Data da publicação: 19/05/2021, 07:01:47

EMENTA: PREVIDENCIÁRIO. AUXÍLIO-DOENÇA. APOSENTADORIA POR INVALIDEZ. REQUISITOS. QUALIDADE DE SEGURADO. PERÍODO DE CARÊNCIA. INCAPACIDADE. COMPROVAÇÃO. TERMO INICIAL DO BENEFÍCIO. CORREÇÃO MONETÁRIA. CUSTAS PROCESSUAIS. HONORÁRIOS ADVOCATÍCIOS. 1. São três os requisitos para a concessão dos benefícios por incapacidade: a) a qualidade de segurado; b) o cumprimento do período de carência de 12 contribuições mensais; c) a incapacidade para o trabalho, de caráter permanente (aposentadoria por invalidez) ou temporária (auxílio-doença). 2. A concessão dos benefícios de auxílio-doença e aposentadoria por invalidez pressupõe a averiguação da incapacidade para o exercício de atividade que garanta a subsistência do segurado, e terá vigência enquanto permanecer ele nessa condição. No entanto, não se admite que a doença geradora da incapacidade seja preexistente à filiação ao RGPS, salvo quando a incapacidade sobrevier por motivo de progressão ou agravamento da enfermidade,conforme os arts. 42, § 2º, e 59, § único da Lei 8.213/91. 3. Não tendo sido comprovada a existência de incapacidade total e temporária desde a DER, é de se fixar o termo inicial do benefício na DII, de acordo com conclusão do laudo médico judicial. 4. Fixado prazo de 120 dias para manutenção do benefício, a contar da data de prolação deste acórdão, sendo cabível pedido de prorrogação pela parte autora. 5. Correção monetária a contar do vencimento de cada prestação, calculada pelo INPC, para os benefícios previdenciários, a partir de 04/2006, conforme o art. 31 da Lei n.º 10.741/03, combinado com a Lei n.º 11.430/06, precedida da MP n.º 316, de 11/08/2006, que acrescentou o art. 41-A à Lei n.º 8.213/91. 6. O INSS é isento do pagamento das custas no Foro Federal (artigo 4, inciso I, da Lei 9.289/1996) e na Justiça Estadual do Rio Grande do Sul, devendo, contudo, pagar eventuais despesas processuais, como as relacionadas a correio, publicação de editais e condução de oficiais de justiça; para os feitos ajuizados a partir de 2015 é isento o INSS da taxa única de serviços judiciais, na forma do estabelecido na lei estadual 14.634/2014 (artigo 5º). 7. Considerando o disposto no art. 85, § 11, NCPC, e que está sendo dado provimento ao recurso, ainda que parcial, não é o caso de serem majorados os honorários fixados na sentença. (TRF4 5029023-63.2019.4.04.9999, QUINTA TURMA, Relatora GISELE LEMKE, juntado aos autos em 11/05/2021)

Poder Judiciário
TRIBUNAL REGIONAL FEDERAL DA 4ª REGIÃO

Apelação/Remessa Necessária Nº 5029023-63.2019.4.04.9999/RS

RELATORA: Juíza Federal GISELE LEMKE

APELANTE: INSTITUTO NACIONAL DO SEGURO SOCIAL - INSS

APELADO: AFONSO CESAR DOS REIS

ADVOGADO: VALDIR MARQUES DA ROSA (OAB RS059248)

RELATÓRIO

Trata-se de ação ordinária ajuizada por Afonso Cesar dos Reis em face do INSS, em que requer a concessão de auxílio-doença ou de aposentadoria por invalidez desde a DER em razão de escoliose lombar, proliferações osteofilatárias e redução da altura dos espaços discais L4-L5 S1. Narra na inicial que encontra-se totalmente impossibilitado para o desempenho de suas atividades laborativas (evento 3, Inic2).
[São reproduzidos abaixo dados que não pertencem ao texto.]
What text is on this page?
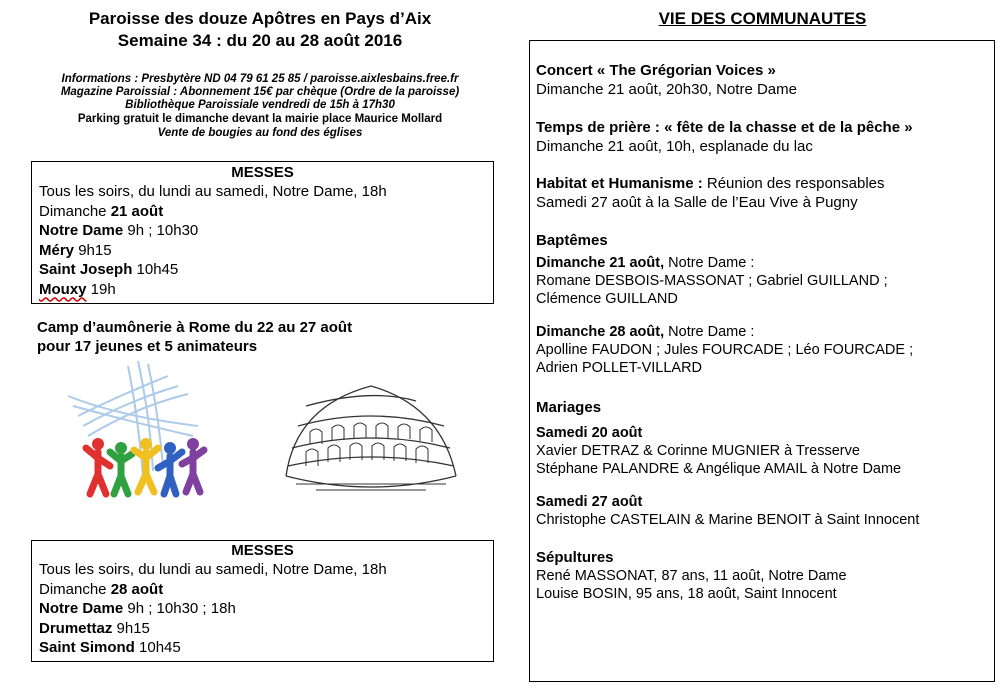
Paroisse des douze Apôtres en Pays d’Aix
Semaine 34 : du 20 au 28 août 2016
Informations : Presbytère ND 04 79 61 25 85 / paroisse.aixlesbains.free.fr
Magazine Paroissial : Abonnement 15€ par chèque (Ordre de la paroisse)
Bibliothèque Paroissiale vendredi de 15h à 17h30
Parking gratuit le dimanche devant la mairie place Maurice Mollard
Vente de bougies au fond des églises
MESSES
Tous les soirs, du lundi au samedi, Notre Dame, 18h
Dimanche 21 août
Notre Dame 9h ; 10h30
Méry 9h15
Saint Joseph 10h45
Mouxy 19h
Camp d’aumônerie à Rome du 22 au 27 août
pour 17 jeunes et 5 animateurs
MESSES
Tous les soirs, du lundi au samedi, Notre Dame, 18h
Dimanche 28 août
Notre Dame 9h ; 10h30 ; 18h
Drumettaz 9h15
Saint Simond 10h45
VIE DES COMMUNAUTES
Concert « The Grégorian Voices »
Dimanche 21 août, 20h30, Notre Dame
Temps de prière : « fête de la chasse et de la pêche »
Dimanche 21 août, 10h, esplanade du lac
Habitat et Humanisme : Réunion des responsables
Samedi 27 août à la Salle de l’Eau Vive à Pugny
Baptêmes
Dimanche 21 août, Notre Dame :
Romane DESBOIS-MASSONAT ; Gabriel GUILLAND ;
Clémence GUILLAND
Dimanche 28 août, Notre Dame :
Apolline FAUDON ; Jules FOURCADE ; Léo FOURCADE ;
Adrien POLLET-VILLARD
Mariages
Samedi 20 août
Xavier DETRAZ & Corinne MUGNIER à Tresserve
Stéphane PALANDRE & Angélique AMAIL à Notre Dame
Samedi 27 août
Christophe CASTELAIN & Marine BENOIT à Saint Innocent
Sépultures
René MASSONAT, 87 ans, 11 août, Notre Dame
Louise BOSIN, 95 ans, 18 août, Saint Innocent
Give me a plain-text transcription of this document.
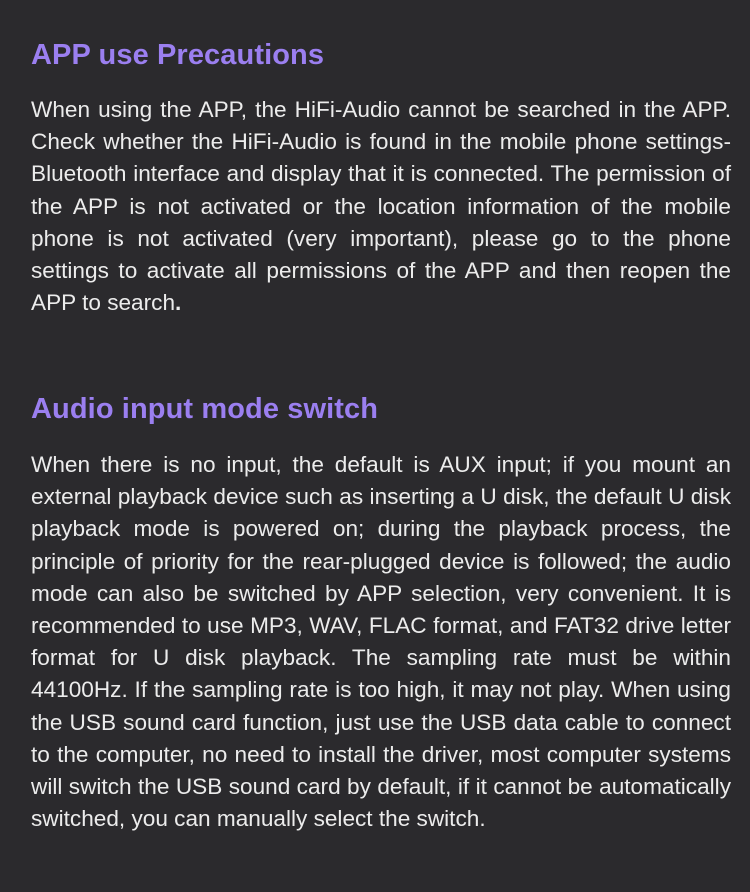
APP use Precautions

When using the APP, the HiFi-Audio cannot be searched in the APP. Check whether the HiFi-Audio is found in the mobile phone settings-Bluetooth interface and display that it is connected. The permission of the APP is not activated or the location information of the mobile phone is not activated (very important), please go to the phone settings to activate all permissions of the APP and then reopen the APP to search.

Audio input mode switch

When there is no input, the default is AUX input; if you mount an external playback device such as inserting a U disk, the default U disk playback mode is powered on; during the playback process, the principle of priority for the rear-plugged device is followed; the audio mode can also be switched by APP selection, very convenient. It is recommended to use MP3, WAV, FLAC format, and FAT32 drive letter format for U disk playback. The sampling rate must be within 44100Hz. If the sampling rate is too high, it may not play. When using the USB sound card function, just use the USB data cable to connect to the computer, no need to install the driver, most computer systems will switch the USB sound card by default, if it cannot be automatically switched, you can manually select the switch.
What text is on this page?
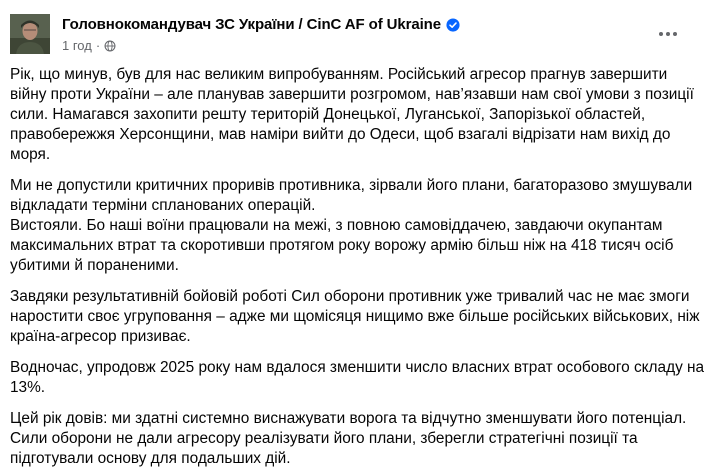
Головнокомандувач ЗС України / CinC AF of Ukraine
1 год ·
Рік, що минув, був для нас великим випробуванням. Російський агресор прагнув завершити
війну проти України – але планував завершити розгромом, нав’язавши нам свої умови з позиції
сили. Намагався захопити решту територій Донецької, Луганської, Запорізької областей,
правобережжя Херсонщини, мав наміри вийти до Одеси, щоб взагалі відрізати нам вихід до
моря.
Ми не допустили критичних проривів противника, зірвали його плани, багаторазово змушували
відкладати терміни спланованих операцій.
Вистояли. Бо наші воїни працювали на межі, з повною самовіддачею, завдаючи окупантам
максимальних втрат та скоротивши протягом року ворожу армію більш ніж на 418 тисяч осіб
убитими й пораненими.
Завдяки результативній бойовій роботі Сил оборони противник уже тривалий час не має змоги
наростити своє угруповання – адже ми щомісяця нищимо вже більше російських військових, ніж
країна-агресор призиває.
Водночас, упродовж 2025 року нам вдалося зменшити число власних втрат особового складу на
13%.
Цей рік довів: ми здатні системно виснажувати ворога та відчутно зменшувати його потенціал.
Сили оборони не дали агресору реалізувати його плани, зберегли стратегічні позиції та
підготували основу для подальших дій.
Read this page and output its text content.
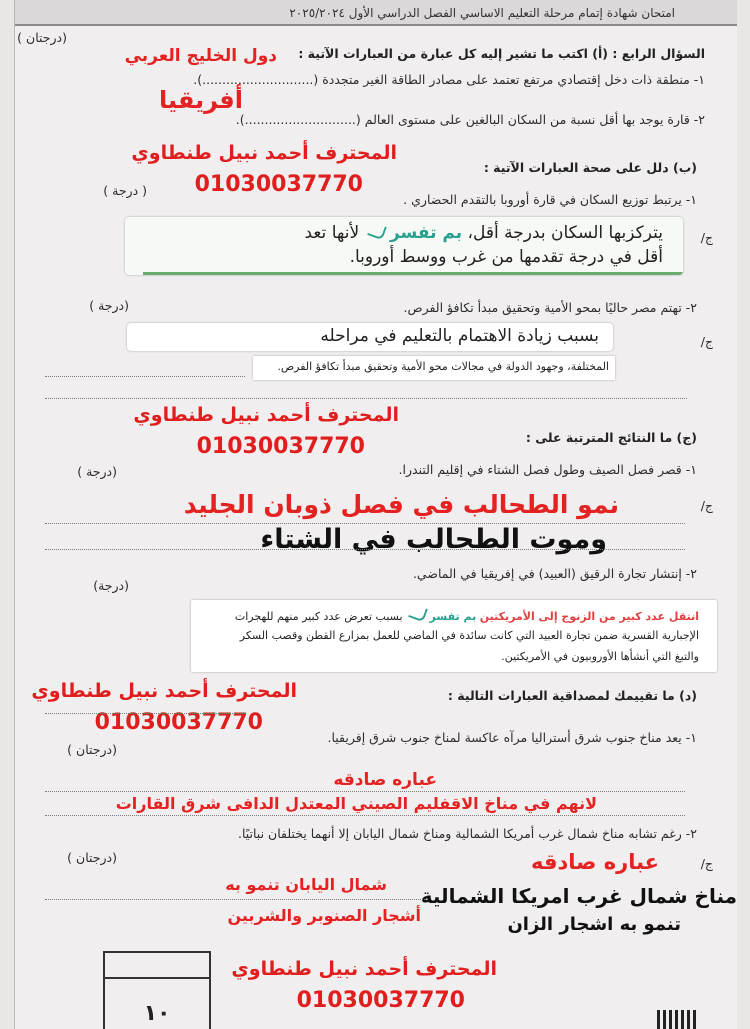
امتحان شهادة إتمام مرحلة التعليم الاساسي الفصل الدراسي الأول ٢٠٢٥/٢٠٢٤
(درجتان )
السؤال الرابع : (أ) اكتب ما تشير إليه كل عبارة من العبارات الآتية :
دول الخليج العربي
١- منطقة ذات دخل إقتصادي مرتفع تعتمد على مصادر الطاقة الغير متجددة (............................).
أفريقيا
٢- قارة يوجد بها أقل نسبة من السكان البالغين على مستوى العالم (............................).
المحترف أحمد نبيل طنطاوي
01030037770
(ب) دلل على صحة العبارات الآتية :
( درجة )
١- يرتبط توزيع السكان في قارة أوروبا بالتقدم الحضاري .
ج/
يتركزبها السكان بدرجة أقل، بم تفسر  لأنها تعد
أقل في درجة تقدمها من غرب ووسط أوروبا.
(درجة )	٢- تهتم مصر حاليًا بمحو الأمية وتحقيق مبدأ تكافؤ الفرص.
ج/
بسبب زيادة الاهتمام بالتعليم في مراحله
المختلفة، وجهود الدولة في مجالات محو الأمية وتحقيق مبدأ تكافؤ الفرص.
المحترف أحمد نبيل طنطاوي
01030037770	(ج) ما النتائج المترتبة على :
(درجة )	١- قصر فصل الصيف وطول فصل الشتاء في إقليم التندرا.
ج/
نمو الطحالب في فصل ذوبان الجليد
وموت الطحالب في الشتاء
(درجة)
٢- إنتشار تجارة الرقيق (العبيد) في إفريقيا في الماضي.
انتقل عدد كبير من الزنوج إلى الأمريكتين بم تفسر  بسبب تعرض عدد كبير منهم للهجرات
الإجبارية القسرية ضمن تجارة العبيد التي كانت سائدة في الماضي للعمل بمزارع القطن وقصب السكر
والتبغ التي أنشأها الأوروبيون في الأمريكتين.
المحترف أحمد نبيل طنطاوي
01030037770
(د) ما تقييمك لمصداقية العبارات التالية :
(درجتان )
١- يعد مناخ جنوب شرق أستراليا مرآه عاكسة لمناخ جنوب شرق إفريقيا.
عباره صادقه
لانهم في مناخ الاقفليم الصيني المعتدل الدافى شرق القارات
(درجتان )
٢- رغم تشابه مناخ شمال غرب أمريكا الشمالية ومناخ شمال اليابان إلا أنهما يختلفان نباتيًا.
عباره صادقه	ج/
شمال اليابان تنمو به مناخ شمال غرب امريكا الشمالية
أشجار الصنوبر والشربين	تنمو به اشجار الزان
المحترف أحمد نبيل طنطاوي
01030037770
١٠
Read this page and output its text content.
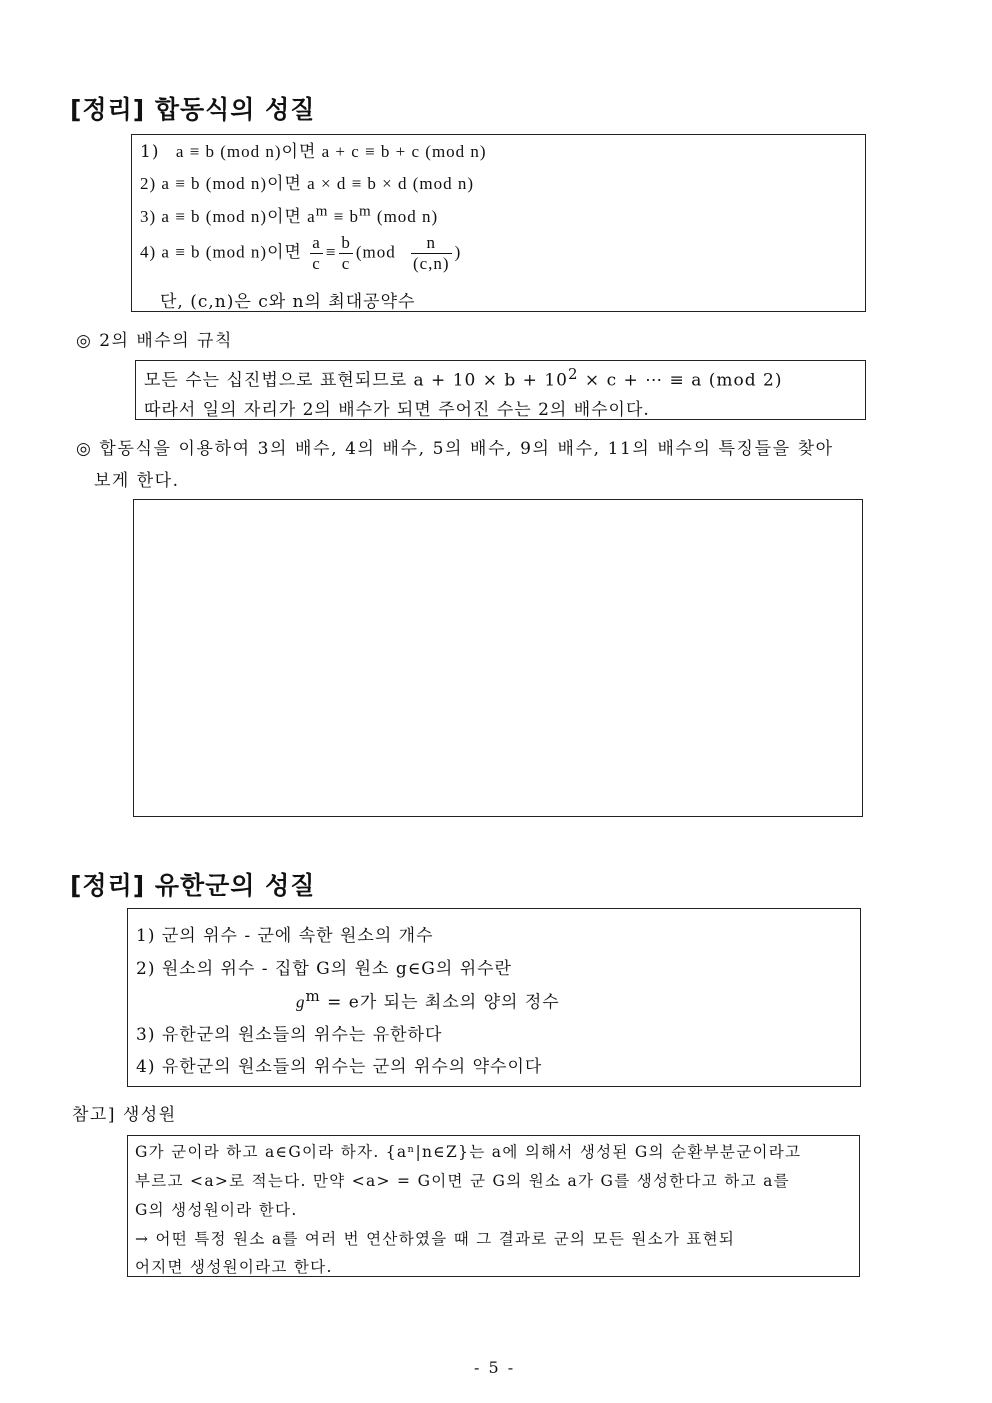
[정리] 합동식의 성질
1) a ≡ b (mod n)이면 a + c ≡ b + c (mod n)
2) a ≡ b (mod n)이면 a × d ≡ b × d (mod n)
3) a ≡ b (mod n)이면 $a^m \equiv b^m$ (mod n)
4) a ≡ b (mod n)이면 $\frac{a}{c} \equiv \frac{b}{c} (mod \frac{n}{(c,n)}$ )
단, (c,n)은 c와 n의 최대공약수
◎ 2의 배수의 규칙
모든 수는 십진법으로 표현되므로 $a + 10 \times b + 10^2 \times c$ + ⋯ ≡ a (mod 2)
따라서 일의 자리가 2의 배수가 되면 주어진 수는 2의 배수이다.
◎ 합동식을 이용하여 3의 배수, 4의 배수, 5의 배수, 9의 배수, 11의 배수의 특징들을 찾아
보게 한다.
[정리] 유한군의 성질
1) 군의 위수 - 군에 속한 원소의 개수
2) 원소의 위수 - 집합 G의 원소 g∈G의 위수란
$g^m = e$가 되는 최소의 양의 정수
3) 유한군의 원소들의 위수는 유한하다
4) 유한군의 원소들의 위수는 군의 위수의 약수이다
참고] 생성원
G가 군이라 하고 a∈G이라 하자. {aⁿ|n∈Z}는 a에 의해서 생성된 G의 순환부분군이라고
부르고 <a>로 적는다. 만약 <a> = G이면 군 G의 원소 a가 G를 생성한다고 하고 a를
G의 생성원이라 한다.
→ 어떤 특정 원소 a를 여러 번 연산하였을 때 그 결과로 군의 모든 원소가 표현되
어지면 생성원이라고 한다.
- 5 -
A magistrada de origem, da Comarca de Campo Novo, proferiu sentença em 04/07/2019, julgando procedente o pedido, para determinar a implantação do benefício de auxílio-doença desde a DER. A autarquia foi condenada ao pagamento das prestações vencidas corrigidas monetariamente pelo IGP-DI, acrescidas de juros pelos índices aplicados à caderneta de poupança, além de custas processuais e honorários advocatícios de 10% sobre as parcelas vencidas (evento 3, Sent14).

O R. Juízo determinou a remessa dos autos a esta Corte para reexame necessário (evento 3, Sent14).

Irresignada, a autarquia apelou, arguindo prescrição como preliminar, e sustentando que a autora possui apenas incapacidade parcial temporária. Requer, sucessivamente, que o termo inicial do benefício seja a data do laudo pericial (22/05/2017), e que seja fixada data de cessação do benefício, além de aplicação do índice de correção monetária previsto no art. 1º-F da Lei 9.494/97 (evento 3, Apelação15).

Com contrarrazões, os autos vieram a esta Corte para julgamento (evento 3, Contraz16).

VOTO

Preliminares - Prescrição

Tendo em vista que a presente ação foi ajuizada em 07/06/2017 e que o benefício concedido tem como termo inicial a DER, em 13/09/2016, não há que falar em prescrição.

Superada a preliminar, passo à análise do mérito.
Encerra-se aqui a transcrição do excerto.